Terkait ayat di atas, Imam Ibnu Qudamah al-Maqdisi berkata, “Siapa saja mencaci Allah SWT telah kafir, sama saja dia lakukan dengan bercanda atau serius. Begitu juga orang yang mengejek Allah, ayat-ayat-Nya, para rasul-Nya, atau kitab-kitab-Nya.” (Ibn Qudamah, Al-Mughni, 12/298-299).
Di sinilah pentingnya penerapan hukum Islam oleh negara atas pelaku penghinaan ini. Dalam Islam, hukuman bagi orang yang menghina dan melecehkan Alquran yakni: Pertama, Jika pelakunya Muslim, maka dengan tindakannya itu ia dinyatakan kafir (murtad) sehingga ia layak dihukum mati. Kedua, jika ia orang kafir dan menjadi ahl al-dzimmah, maka ia dianggap menodai dzimmah-nya, dan bisa dijatuhi sanksi yang keras oleh negara.
Ketiga, jika ia kafir dan bukan ahl al-dzimmah, tetapi kafirmu’ahid, maka tindakannya bisa merusak mu’ahadah-nya, dan negara bisa mengambil tindakan tegas kepadanya dan negaranya. Keempat, jika ia kafir harbi, maka tindakannya itu bisa menjadi alasan bagi negara untuk memaklumkan perang terhadap dirinya dan negaranya demi menjaga kehormatan dan kepentingan Islam dan kaum Muslim.
Dengan demikian, proses penanganan kasus penghinaan Alquran yang berlarut-larut menunjukkan bahwa persoalannya bukanlah sekadar penghinaan itu sendiri. Selain itu, belum lagi potensi berulangnya peristiwa yang sama dan semua proses penanganan tidak mampu mencegah dan mengatasi persoalan penghinaan ini dengan tuntas.

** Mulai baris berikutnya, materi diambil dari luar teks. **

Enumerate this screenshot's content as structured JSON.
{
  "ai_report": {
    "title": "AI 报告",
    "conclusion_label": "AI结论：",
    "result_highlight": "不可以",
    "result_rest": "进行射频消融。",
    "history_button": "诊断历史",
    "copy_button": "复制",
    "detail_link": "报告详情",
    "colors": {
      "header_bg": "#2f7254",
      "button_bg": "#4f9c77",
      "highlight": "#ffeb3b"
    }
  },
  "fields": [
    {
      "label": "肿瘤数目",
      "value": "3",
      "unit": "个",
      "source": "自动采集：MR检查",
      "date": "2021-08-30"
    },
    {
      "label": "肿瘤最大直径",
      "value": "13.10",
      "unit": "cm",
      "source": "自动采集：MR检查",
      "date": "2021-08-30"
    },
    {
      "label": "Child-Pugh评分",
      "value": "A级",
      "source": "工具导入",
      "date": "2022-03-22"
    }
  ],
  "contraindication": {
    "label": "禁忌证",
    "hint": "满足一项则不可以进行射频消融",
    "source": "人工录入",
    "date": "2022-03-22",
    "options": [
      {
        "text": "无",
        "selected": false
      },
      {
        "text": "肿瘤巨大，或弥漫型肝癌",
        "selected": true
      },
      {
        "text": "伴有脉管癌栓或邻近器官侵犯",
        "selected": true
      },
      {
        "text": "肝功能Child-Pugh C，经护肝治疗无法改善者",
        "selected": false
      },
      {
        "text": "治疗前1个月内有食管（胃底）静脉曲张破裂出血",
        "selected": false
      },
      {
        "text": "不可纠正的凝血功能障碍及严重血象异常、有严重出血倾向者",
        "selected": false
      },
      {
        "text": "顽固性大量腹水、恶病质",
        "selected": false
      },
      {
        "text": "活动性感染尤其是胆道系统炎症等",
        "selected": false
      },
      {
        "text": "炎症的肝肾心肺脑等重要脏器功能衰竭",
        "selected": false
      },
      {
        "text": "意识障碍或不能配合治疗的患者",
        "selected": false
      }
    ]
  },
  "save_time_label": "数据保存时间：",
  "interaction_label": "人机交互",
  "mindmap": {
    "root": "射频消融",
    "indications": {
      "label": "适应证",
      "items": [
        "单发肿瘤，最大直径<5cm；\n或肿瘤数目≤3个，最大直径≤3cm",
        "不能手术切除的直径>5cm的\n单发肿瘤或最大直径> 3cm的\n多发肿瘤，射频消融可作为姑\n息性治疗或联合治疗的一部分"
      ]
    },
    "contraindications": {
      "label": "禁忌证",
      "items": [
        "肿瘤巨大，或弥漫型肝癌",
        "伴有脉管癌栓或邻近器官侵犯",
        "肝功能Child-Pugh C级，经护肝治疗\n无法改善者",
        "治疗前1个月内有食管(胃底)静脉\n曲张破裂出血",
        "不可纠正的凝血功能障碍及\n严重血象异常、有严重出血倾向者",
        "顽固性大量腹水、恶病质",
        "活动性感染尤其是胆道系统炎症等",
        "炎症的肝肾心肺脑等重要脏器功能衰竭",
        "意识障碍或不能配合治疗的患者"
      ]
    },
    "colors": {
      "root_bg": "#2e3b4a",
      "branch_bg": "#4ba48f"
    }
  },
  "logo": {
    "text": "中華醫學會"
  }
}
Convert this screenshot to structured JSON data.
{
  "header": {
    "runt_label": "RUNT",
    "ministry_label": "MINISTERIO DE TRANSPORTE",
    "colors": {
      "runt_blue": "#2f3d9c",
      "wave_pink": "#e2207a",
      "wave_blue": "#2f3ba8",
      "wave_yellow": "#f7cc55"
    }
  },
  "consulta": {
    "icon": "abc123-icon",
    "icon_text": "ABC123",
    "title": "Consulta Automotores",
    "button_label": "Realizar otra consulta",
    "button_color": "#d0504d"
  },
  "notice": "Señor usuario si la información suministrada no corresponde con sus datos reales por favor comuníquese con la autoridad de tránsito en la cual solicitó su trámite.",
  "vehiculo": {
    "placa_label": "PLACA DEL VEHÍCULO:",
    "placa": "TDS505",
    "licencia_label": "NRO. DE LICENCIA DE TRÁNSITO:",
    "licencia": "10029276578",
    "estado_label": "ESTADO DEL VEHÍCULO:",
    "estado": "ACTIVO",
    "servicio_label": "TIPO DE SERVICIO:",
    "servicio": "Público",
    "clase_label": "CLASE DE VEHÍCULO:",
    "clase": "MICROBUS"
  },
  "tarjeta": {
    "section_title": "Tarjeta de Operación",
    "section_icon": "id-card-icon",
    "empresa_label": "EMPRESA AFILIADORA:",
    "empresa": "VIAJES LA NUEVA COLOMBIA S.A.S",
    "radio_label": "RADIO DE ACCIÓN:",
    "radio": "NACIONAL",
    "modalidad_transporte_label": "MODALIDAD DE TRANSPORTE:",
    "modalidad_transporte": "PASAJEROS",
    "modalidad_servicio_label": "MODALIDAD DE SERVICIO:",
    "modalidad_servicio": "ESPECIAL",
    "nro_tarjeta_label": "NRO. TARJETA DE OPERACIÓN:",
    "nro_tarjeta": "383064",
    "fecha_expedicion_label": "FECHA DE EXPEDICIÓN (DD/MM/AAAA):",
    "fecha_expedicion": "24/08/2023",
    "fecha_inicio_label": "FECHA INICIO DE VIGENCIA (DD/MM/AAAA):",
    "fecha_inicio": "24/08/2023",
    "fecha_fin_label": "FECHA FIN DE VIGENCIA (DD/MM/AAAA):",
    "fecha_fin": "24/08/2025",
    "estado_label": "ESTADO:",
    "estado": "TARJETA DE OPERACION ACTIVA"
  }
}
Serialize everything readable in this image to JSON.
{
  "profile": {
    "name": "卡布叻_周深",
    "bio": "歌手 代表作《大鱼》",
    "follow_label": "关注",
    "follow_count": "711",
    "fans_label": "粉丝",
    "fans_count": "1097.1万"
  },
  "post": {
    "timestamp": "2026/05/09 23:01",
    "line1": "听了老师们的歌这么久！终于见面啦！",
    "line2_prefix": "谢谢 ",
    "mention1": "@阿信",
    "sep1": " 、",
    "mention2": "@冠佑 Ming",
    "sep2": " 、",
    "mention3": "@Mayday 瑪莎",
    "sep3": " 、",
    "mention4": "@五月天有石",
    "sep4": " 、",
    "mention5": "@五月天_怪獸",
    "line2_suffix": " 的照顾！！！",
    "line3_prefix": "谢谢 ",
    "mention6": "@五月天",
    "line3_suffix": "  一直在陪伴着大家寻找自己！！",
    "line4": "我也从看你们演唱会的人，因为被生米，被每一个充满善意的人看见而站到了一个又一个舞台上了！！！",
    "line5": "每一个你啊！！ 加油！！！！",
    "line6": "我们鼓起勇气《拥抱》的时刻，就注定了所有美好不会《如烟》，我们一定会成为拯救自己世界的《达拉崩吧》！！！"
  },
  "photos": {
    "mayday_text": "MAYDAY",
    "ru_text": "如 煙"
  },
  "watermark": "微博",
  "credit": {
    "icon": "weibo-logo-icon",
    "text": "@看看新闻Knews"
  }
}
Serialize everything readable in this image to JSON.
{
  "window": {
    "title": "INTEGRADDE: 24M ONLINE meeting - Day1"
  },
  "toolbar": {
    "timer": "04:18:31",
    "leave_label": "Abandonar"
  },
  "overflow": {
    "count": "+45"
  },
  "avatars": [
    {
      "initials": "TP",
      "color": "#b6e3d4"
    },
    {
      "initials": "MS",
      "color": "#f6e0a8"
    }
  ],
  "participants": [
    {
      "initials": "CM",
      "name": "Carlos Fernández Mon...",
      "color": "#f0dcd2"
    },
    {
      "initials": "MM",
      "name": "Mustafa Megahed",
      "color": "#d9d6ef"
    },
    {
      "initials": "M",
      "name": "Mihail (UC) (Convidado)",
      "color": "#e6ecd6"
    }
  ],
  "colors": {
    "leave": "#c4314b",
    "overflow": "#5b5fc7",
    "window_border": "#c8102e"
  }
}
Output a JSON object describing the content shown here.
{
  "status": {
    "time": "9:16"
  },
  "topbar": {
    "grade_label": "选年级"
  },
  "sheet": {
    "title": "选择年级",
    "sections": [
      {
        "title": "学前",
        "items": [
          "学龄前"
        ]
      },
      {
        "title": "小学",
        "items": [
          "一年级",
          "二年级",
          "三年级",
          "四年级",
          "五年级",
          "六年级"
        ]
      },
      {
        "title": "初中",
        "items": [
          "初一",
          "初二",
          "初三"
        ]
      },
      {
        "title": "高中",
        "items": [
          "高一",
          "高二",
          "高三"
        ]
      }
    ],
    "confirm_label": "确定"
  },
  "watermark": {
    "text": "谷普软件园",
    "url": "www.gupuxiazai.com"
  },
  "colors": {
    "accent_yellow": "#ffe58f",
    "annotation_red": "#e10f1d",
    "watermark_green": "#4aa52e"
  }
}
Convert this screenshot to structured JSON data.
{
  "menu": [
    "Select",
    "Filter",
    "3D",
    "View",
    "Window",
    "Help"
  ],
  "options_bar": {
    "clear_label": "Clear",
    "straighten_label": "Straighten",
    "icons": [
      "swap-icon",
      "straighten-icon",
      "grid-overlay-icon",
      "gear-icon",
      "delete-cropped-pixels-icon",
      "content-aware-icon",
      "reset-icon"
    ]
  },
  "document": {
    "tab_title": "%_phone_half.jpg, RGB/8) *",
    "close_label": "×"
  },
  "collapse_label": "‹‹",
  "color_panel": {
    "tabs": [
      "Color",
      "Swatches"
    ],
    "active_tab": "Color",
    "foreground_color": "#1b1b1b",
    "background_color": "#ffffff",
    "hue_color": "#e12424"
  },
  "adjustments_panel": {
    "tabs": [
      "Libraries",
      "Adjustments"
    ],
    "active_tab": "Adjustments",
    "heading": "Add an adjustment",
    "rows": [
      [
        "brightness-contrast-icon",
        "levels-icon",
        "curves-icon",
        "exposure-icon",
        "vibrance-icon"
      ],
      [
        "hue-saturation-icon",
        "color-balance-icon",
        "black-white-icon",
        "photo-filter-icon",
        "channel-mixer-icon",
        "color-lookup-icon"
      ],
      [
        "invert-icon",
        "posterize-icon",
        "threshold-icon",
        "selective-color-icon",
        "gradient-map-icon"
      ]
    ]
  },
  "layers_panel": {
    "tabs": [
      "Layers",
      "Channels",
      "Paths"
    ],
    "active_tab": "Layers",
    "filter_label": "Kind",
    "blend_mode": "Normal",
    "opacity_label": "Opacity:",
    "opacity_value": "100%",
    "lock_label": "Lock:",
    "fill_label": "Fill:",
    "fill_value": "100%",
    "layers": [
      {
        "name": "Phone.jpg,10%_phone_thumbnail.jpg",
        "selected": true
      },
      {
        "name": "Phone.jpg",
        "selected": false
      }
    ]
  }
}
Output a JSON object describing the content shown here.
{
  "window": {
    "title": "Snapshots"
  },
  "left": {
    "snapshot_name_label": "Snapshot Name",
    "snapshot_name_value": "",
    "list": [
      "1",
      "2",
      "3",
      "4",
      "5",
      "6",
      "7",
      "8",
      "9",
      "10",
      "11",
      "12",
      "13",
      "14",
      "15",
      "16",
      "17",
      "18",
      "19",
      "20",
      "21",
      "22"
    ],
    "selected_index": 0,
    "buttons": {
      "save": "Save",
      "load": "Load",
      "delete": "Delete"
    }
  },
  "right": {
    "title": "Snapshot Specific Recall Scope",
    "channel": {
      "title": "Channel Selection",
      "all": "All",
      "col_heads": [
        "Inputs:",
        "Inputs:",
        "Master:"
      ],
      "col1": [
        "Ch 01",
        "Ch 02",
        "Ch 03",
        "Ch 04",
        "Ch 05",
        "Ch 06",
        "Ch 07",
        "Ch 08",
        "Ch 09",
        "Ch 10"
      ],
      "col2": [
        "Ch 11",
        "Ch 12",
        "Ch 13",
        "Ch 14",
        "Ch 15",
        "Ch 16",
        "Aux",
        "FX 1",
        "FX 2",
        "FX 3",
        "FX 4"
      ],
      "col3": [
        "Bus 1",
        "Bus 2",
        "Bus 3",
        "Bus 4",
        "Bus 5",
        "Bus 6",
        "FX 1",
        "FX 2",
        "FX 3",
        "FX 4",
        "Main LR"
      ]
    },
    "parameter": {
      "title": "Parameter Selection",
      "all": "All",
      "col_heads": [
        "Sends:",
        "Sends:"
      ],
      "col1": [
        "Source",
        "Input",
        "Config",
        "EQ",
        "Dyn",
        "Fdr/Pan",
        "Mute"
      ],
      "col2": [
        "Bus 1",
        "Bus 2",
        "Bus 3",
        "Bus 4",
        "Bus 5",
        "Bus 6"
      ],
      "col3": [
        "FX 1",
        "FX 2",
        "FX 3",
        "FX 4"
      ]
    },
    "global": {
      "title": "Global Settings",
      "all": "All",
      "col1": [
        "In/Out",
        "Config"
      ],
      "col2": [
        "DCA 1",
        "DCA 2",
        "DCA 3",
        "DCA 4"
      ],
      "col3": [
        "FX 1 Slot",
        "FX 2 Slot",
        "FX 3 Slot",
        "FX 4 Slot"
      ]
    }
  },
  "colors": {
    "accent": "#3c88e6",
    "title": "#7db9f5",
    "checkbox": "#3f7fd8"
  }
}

Artinya, ada persoalan sistemik di negeri ini. Sehingga, persoalan ini baru akan tuntas jika akar masalahnya, yakni penerapan sistem demokrasi sekularisme buatan manusia ini dicabut dan dicampakkan dari kehidupan umat. Sebagai pengganti, diterapkannya syariah Islam yang menjalankan seluruh aturan Allah SWT niscaya akan menjaga kemuliaan Alquran dan menyelesaikan problematika umat Islam, Sehingga Islam rahmatan lil’alamin terwujud dalam kehidupan.